S3 バックエンド
本サンプルでは OpenTofu を IaC として利用することで AWS リソースをプログラム実行することで生成しています。 OpenTofu は登録管理してあるリソースのデータベースを .tfstate というファイル(デフォルトでは terraform.tfstate)で管理します。 (Purpose of Terraform State)
OpenTofu の操作を複数人で行う場合、.tfstate を共有する必要があります。 (The terraform_remote_state Data Source) 方法はいくつかありますが、 バックエンドを選択することで指定することができます。
本サンプルではS3 バックエンドを利用しています。
DynamoDB でのロック管理
リソースの更新状態に対してロックをかける必要があります。 (State Locking)
S3バックエンド では DynamoDB のテーブルでロック管理できるようになっています。
S3 バックエンドの構築
実際に構築するための OpenTofu の実行で、同時にバックエンドリソースを作ることができないので、まずバックエンドリソース(S3 と DynamoDB) をつくります。
OpenTofu をつかってバックエンドリソースを構築します:
docker compose run --rm tool tofu -chdir=tofu/admin initdocker compose run --rm tool tofu -chdir=tofu/admin plan -out admin.plandocker compose run --rm tool tofu -chdir=tofu/admin apply admin.plan
本サンプルでの OpenTofu のディレクトリツリー
tofu ディレクトリにソースコードを管理しています。
% tree tofu -dtofu├── admin├── modules│ ├── apigw│ ├── aurora│ ├── bedrock│ ├── ecr│ ├── saving│ ├── tfstate│ ├── tools│ └── vpc└── rag
以下の内容のリソースを構築します:
| ディレクトリ | 内容 |
| admin | OpenTofu のバックエンドリソース構築 (S3, DynamoDB) |
| rag | 本サンプルで実際に構築するリソース |
| modules | それぞれのリソース定義を モジュール化 |
modules については次で説明します。
モジュール化
moduels はさらにリソースごとに分けられています:
| ディレクトリ | 内容 |
| tfstate | OpenTofu バックエンドリソースの管理 |
| vpc | VPC(RDS のネットワークなどの定義する) |
| aurora | RDS で PostgreSQL を構築 |
| ecr | Docker イメージを管理 |
| bedrock | Bedrock Knowledge Base 関連を構築 |
| apigw | Web API インターフェースと処理の実装 |
| tools | savingで使うツールセット |
| saving | Auroro を夜間停止 |
これらのモジュールを組み合わせて admin と rag の構築を行うようにしています。
このような構成を採用するメリットは以下の2点です:
1.似たような AWS プロジェクトにコピペして使いやすい。
2.同一リソースを複数環境で定義しやすい。(例えば、 rag_prod, rag_stage のように分けるなど)
リソースネーミングルール
本サンプルでは {サービス名}-{環境} をリソースのプレフィックスとして使うようにしています。

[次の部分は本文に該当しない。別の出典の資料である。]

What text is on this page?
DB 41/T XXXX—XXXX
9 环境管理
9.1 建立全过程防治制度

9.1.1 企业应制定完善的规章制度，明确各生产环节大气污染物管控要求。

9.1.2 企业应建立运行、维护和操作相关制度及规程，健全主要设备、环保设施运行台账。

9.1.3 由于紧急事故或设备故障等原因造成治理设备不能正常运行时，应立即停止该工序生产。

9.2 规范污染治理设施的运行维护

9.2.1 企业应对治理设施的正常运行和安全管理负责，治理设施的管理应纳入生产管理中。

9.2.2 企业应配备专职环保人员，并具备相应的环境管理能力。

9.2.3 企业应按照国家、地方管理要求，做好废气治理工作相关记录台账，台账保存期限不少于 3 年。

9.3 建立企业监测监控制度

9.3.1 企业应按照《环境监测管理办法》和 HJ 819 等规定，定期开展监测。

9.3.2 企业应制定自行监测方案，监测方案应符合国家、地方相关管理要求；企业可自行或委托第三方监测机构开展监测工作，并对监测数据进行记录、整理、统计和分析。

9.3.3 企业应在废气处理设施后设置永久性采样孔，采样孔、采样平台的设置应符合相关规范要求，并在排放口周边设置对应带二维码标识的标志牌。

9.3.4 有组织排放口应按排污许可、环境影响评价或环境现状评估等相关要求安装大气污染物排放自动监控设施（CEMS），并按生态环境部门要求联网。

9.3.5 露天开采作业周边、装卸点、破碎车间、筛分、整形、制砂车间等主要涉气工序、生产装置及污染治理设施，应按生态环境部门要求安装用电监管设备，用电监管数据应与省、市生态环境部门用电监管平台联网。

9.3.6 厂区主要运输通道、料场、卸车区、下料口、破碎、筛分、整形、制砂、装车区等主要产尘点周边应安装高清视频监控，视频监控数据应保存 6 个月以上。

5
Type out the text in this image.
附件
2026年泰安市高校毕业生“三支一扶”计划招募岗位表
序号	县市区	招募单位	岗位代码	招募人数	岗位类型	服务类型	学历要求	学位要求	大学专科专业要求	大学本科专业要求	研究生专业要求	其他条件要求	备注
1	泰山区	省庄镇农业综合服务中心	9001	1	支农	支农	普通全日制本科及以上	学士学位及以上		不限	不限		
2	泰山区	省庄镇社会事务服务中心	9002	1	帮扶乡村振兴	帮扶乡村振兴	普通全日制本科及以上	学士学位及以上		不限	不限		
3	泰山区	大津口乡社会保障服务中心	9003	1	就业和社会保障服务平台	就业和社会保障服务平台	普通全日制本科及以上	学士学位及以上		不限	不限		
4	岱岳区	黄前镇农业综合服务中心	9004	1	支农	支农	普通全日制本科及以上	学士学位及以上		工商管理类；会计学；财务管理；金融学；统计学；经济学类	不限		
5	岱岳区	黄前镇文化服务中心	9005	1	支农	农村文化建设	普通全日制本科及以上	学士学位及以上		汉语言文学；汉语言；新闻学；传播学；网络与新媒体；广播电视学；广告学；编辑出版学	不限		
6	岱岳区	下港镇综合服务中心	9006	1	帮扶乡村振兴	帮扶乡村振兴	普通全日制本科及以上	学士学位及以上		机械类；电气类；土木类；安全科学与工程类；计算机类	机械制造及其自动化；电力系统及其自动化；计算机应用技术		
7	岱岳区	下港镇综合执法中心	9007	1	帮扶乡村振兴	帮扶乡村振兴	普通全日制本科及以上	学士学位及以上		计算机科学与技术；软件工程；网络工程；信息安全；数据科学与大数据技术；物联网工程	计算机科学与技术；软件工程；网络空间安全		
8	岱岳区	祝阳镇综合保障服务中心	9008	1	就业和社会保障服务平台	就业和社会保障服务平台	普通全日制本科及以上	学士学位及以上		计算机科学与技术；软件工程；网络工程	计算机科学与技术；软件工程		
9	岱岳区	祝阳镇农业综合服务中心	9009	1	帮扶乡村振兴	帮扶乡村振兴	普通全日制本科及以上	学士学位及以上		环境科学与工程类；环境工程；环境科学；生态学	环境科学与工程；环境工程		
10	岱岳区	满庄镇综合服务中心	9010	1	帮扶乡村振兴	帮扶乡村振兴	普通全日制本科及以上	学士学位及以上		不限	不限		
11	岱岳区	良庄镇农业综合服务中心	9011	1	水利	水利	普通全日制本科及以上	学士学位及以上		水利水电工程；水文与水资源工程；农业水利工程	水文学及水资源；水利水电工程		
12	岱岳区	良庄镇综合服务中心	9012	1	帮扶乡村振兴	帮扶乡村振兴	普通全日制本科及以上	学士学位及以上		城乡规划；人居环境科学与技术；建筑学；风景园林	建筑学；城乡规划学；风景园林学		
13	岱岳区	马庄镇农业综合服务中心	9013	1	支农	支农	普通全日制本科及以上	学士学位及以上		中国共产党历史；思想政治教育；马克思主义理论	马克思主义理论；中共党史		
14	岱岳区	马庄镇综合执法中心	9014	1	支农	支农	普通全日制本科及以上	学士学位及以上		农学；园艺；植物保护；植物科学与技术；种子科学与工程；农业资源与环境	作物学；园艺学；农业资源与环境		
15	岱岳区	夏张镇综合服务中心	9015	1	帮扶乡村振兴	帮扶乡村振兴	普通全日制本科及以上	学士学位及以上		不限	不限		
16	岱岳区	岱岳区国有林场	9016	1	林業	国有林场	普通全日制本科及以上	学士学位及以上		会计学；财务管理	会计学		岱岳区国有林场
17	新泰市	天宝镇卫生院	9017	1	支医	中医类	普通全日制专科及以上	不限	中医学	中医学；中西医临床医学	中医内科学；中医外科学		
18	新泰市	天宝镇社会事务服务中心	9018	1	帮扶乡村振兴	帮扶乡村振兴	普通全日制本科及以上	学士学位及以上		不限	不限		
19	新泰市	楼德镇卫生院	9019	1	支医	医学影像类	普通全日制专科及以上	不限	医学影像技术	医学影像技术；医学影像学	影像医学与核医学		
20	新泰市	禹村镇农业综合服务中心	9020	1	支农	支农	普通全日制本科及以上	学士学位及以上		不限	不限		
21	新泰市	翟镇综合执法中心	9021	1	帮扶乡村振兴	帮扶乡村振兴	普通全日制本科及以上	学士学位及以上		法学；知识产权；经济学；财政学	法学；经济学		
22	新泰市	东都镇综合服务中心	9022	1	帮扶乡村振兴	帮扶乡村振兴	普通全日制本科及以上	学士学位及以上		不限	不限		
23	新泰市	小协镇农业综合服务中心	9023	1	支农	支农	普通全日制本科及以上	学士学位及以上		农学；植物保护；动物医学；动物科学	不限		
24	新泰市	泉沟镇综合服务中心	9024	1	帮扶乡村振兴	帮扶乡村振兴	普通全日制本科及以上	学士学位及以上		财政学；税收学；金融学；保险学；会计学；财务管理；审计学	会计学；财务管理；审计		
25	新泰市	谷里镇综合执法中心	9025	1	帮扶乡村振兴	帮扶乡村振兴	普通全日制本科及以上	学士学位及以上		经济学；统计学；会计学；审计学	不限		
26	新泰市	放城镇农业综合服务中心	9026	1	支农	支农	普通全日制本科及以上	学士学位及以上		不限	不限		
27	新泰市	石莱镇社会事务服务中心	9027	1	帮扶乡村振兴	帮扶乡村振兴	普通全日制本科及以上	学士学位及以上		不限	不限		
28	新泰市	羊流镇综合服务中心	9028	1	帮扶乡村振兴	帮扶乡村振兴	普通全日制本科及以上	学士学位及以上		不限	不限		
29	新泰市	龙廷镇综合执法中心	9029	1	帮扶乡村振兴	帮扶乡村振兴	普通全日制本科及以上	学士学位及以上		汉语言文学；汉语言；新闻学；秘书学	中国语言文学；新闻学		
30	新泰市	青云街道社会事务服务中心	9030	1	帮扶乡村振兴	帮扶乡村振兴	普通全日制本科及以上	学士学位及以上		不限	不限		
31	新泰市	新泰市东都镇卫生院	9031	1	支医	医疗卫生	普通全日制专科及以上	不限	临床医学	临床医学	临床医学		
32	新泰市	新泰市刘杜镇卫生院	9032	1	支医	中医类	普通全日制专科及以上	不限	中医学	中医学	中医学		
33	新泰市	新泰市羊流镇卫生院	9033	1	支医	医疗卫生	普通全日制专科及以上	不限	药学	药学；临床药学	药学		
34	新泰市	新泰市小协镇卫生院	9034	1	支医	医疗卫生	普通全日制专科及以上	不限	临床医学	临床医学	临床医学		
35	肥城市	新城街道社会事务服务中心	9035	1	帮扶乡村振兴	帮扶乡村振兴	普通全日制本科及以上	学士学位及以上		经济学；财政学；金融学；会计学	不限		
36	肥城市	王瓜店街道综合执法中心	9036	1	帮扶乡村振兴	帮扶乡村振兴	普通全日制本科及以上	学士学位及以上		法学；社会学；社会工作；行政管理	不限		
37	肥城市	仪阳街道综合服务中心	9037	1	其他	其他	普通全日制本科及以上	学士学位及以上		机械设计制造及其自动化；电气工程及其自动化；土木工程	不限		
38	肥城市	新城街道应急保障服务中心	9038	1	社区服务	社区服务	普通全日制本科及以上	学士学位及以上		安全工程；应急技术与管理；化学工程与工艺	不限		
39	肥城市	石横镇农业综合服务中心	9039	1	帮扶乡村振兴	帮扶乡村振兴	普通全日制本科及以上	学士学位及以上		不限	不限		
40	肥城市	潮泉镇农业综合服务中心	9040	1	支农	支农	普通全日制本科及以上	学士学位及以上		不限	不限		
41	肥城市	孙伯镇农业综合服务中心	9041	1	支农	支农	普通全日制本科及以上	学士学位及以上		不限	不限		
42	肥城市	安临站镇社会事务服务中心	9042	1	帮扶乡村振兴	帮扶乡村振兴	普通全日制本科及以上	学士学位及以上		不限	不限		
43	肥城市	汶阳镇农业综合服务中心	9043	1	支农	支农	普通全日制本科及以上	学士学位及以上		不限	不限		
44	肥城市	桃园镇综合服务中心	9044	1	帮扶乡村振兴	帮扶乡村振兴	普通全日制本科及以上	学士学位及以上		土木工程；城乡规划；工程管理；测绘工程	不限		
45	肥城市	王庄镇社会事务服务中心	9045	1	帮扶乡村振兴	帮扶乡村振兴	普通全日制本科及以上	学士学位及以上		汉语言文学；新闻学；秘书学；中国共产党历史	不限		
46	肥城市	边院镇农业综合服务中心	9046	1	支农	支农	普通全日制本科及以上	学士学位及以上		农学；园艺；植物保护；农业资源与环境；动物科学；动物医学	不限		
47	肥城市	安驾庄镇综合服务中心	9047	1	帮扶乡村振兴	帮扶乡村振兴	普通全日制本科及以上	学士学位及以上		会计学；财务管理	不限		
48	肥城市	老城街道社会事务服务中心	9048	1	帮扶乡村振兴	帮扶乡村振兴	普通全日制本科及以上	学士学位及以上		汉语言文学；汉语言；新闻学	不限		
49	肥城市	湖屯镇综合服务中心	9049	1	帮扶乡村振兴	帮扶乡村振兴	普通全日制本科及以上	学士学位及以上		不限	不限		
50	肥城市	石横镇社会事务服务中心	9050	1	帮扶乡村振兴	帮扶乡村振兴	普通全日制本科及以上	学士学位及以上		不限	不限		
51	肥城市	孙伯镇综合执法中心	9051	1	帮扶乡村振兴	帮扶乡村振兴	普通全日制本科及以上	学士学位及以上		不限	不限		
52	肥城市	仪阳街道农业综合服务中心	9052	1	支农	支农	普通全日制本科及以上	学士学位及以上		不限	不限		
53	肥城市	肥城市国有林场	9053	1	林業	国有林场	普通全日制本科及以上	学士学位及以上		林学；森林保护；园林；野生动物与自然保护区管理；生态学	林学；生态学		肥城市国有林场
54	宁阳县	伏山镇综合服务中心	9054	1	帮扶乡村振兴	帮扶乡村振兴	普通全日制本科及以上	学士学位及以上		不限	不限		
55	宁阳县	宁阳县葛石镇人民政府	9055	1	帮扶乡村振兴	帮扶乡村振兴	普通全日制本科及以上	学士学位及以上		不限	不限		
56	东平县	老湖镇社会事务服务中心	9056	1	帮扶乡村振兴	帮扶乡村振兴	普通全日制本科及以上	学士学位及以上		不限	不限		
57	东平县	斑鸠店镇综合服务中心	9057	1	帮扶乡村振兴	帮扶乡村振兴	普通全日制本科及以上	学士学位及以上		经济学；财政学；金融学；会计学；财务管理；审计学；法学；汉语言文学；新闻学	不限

symbol = { service = var.service env = var.env prefix = "${var.service}-${var.env}" }
これらは、環境変数で定義できるようにしています。 (TF_VAR_ をプレフィックスにつけた変数 (Environment Variables))
何もしていないと sample-ai がリソースのプレフィックスになります。
リージョン us-west-2
本サンプルではAnthropic Claude 3 Sonnet で Knowledge base を動作させたいので、 us-west-2 で全てのリソースを作っています。